What do dental plans normally cover?
There are seven basic areas of dental care that policies cover. With individual policies, often only the first four will be covered in the initial year of a policy with the last two available in later years. Orthodontics is usually a rider for both individual and group policies that can be selected when relevant.
- preventive care, i.e. cleaning, routine office visits;
- restorative care, i.e. fillings and crowns;
- endodontics, i.e. root canals;
- oral surgery - tooth removal and minor surgical procedures such as tissue biopsy and drainage of minor oral infections;
- orthodontics--retainers, braces, etc.
- periodontics - scaling, root planning and management of acute infections or lesions; and
- prosthodontics--dentures and bridges.
Dental benefits overcome consumers’ top concern about getting the care they need—cost. The seven types of procedures are broken into three areas of coverage for payment purposes, i.e. preventive, basic and major.

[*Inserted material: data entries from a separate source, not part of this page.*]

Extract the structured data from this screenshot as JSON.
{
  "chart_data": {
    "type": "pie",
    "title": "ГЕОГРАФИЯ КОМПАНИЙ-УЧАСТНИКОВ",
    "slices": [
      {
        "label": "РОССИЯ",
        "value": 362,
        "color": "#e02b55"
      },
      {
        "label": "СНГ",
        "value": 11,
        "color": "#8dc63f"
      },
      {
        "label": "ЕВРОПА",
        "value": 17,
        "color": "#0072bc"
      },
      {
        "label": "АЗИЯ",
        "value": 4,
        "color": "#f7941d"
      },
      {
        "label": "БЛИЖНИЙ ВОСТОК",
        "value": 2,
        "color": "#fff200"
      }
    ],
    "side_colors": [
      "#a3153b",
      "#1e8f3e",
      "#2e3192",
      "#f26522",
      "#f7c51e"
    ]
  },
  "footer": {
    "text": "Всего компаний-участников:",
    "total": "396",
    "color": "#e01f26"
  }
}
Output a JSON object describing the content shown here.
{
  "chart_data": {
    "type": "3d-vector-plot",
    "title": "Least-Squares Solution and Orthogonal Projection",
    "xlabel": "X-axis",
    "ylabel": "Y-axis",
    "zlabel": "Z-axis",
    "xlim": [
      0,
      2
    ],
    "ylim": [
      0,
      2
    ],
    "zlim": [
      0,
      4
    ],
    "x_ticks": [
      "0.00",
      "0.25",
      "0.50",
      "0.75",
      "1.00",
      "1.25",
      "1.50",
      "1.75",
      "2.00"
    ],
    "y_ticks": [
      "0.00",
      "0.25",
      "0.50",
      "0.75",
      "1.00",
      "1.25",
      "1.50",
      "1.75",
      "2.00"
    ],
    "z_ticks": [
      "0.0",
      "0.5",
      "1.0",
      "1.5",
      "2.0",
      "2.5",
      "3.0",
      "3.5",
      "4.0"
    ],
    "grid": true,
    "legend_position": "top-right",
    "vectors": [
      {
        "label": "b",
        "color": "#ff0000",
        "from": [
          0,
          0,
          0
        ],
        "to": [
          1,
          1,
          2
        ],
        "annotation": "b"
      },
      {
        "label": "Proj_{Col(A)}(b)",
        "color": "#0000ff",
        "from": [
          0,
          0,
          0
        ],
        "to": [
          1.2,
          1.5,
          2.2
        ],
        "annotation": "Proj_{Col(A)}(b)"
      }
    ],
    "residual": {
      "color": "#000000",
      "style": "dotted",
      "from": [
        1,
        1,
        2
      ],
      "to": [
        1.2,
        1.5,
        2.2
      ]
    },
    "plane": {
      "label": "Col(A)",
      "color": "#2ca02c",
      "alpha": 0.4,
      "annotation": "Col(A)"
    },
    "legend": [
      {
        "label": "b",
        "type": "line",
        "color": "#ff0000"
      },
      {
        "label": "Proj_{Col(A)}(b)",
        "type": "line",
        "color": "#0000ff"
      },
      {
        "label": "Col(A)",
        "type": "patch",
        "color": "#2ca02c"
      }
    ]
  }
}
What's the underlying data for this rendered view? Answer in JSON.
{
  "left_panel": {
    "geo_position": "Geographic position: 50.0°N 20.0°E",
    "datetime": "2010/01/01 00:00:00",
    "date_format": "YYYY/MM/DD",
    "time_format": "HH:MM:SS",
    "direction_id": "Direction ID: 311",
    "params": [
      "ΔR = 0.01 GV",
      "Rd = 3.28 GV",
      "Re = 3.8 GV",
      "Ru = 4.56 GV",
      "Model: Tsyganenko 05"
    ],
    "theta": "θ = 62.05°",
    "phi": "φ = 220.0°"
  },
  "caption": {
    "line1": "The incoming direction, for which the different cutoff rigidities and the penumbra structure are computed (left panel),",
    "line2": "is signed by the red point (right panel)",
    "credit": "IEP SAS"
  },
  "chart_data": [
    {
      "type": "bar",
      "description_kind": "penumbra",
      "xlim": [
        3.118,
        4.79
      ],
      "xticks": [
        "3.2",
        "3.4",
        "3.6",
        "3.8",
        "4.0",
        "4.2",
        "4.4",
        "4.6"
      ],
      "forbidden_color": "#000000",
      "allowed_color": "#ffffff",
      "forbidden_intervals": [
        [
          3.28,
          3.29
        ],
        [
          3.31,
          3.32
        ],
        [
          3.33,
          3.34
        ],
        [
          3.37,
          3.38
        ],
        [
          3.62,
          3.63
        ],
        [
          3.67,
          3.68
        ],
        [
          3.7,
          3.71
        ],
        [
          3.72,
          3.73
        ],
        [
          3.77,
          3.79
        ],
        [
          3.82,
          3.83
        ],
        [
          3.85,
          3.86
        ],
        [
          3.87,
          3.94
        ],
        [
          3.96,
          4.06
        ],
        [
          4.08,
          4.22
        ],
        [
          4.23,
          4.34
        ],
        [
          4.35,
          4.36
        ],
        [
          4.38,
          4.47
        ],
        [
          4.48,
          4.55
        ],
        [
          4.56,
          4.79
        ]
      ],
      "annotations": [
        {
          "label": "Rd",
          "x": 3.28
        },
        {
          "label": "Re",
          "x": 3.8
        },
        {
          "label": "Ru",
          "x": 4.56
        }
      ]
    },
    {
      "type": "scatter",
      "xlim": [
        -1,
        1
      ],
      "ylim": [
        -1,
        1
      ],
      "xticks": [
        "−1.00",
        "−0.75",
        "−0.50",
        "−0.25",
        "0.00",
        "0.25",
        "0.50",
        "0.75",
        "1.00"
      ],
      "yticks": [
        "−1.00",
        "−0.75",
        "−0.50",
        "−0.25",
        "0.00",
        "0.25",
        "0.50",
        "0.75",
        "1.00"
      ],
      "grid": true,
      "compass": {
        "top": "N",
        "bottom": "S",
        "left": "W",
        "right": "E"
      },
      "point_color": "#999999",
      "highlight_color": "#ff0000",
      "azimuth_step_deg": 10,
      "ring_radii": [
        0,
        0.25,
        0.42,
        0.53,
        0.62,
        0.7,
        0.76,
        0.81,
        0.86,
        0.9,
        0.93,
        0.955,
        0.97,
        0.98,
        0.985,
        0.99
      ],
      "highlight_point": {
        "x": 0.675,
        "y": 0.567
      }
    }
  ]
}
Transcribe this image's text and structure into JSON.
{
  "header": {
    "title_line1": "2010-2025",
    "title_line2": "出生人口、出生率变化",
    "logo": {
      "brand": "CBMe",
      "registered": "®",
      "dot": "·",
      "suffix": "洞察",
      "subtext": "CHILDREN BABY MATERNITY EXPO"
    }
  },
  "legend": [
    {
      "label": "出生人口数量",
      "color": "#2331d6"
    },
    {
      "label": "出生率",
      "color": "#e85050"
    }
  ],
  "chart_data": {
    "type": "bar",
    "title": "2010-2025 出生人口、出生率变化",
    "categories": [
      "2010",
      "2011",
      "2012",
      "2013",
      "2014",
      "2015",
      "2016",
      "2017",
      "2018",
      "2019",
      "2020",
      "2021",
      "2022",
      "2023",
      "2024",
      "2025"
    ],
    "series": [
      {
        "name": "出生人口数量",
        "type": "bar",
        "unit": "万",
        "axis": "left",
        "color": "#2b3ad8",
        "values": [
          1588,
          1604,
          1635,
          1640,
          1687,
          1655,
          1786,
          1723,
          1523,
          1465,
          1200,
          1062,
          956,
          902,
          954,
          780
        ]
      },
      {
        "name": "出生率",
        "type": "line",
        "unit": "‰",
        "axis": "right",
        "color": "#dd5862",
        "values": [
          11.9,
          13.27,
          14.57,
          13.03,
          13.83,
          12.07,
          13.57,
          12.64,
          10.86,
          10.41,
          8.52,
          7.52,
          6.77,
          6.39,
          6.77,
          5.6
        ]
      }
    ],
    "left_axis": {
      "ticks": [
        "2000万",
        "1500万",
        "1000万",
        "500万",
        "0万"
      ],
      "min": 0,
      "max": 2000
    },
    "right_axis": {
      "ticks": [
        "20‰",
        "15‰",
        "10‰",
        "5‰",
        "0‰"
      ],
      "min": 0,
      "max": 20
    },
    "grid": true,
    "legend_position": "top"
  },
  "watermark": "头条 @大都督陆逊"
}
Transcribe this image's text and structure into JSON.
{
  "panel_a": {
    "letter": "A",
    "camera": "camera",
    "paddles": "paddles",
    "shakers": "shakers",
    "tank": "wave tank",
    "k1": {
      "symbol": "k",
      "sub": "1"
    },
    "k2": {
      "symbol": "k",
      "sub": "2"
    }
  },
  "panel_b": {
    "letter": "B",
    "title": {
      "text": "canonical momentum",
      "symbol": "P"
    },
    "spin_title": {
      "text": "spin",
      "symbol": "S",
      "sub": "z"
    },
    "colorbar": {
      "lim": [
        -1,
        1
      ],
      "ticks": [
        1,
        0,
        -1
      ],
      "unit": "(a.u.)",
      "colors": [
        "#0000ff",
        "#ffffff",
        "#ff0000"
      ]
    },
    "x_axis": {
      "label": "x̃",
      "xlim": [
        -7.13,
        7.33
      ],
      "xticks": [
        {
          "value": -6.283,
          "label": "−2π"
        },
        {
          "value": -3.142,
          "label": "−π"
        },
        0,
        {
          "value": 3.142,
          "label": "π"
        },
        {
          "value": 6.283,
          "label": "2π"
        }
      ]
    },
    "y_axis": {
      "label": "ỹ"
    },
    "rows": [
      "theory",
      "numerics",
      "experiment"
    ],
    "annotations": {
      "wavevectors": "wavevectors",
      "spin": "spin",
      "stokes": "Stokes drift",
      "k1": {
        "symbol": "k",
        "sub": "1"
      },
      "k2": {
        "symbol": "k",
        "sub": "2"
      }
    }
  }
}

Most plans cover 100% of preventive care and apply co-payments, either as a dollar amount (DHMOs) or as a percentage (DPPOs and Dental Indemnity/ or Traditional Insurance) to other levels of care. Preventive care usually includes periodic oral evaluations, x-rays and sealants. (NOTE: Sealants may be limited to certain age groups.)
Basic procedures, i.e. office visits, extractions, fillings, root canals, and periodontal treatment for gum disease, are typically covered at a lower percentage amount, for instance 80% when in network or a lower amount like 60% when a dentist is not in the network. In the case of a DHMO, there will be lower dollar co-payments for these procedures rather than percentages. For instance, if a service cost $100, the DHMO co-payment would be stated as $20.
Major procedures, i.e. crowns, bridges, inlays, and dentures are usually covered at the lowest percentage, such as 50% or a higher dollar co-payment in the case of a DHMO. Some carriers now offer coverage for implants under this category of coverage but may have a frequency limitation like one per year. (NOTE: Root canals are also sometimes covered in this category rather than as a Basic procedure, so check your coverage.)
About 54% of dental PPOs, the predominant dental product in the market, have a maximum annual benefit of $1500 or more. While more of those with lower annual maximums hit the maximum, in the past 6 years on average only 5% of enrollees have reached their annual maximum for in-network services. Just under 4% hit the annual maximum for out-of-network services.
This fact keeps employers from offering dental PPOs with higher annual maximums as the additional premium cost may not be affordable. While employers contribute some amount to dental coverage for most employees that are offered benefits, since 2010 the portion of employees paying the full premium for their dental benefits has tripled from 10% to just under 30%.
Deductibles for these products are usually between $50 and $100. Some carriers now offer policies that roll some portion of unused their annual maximum.
NOTE: DHMOs rarely have an annual maximum while most dental indemnity product annual limits parallel DPPO limits.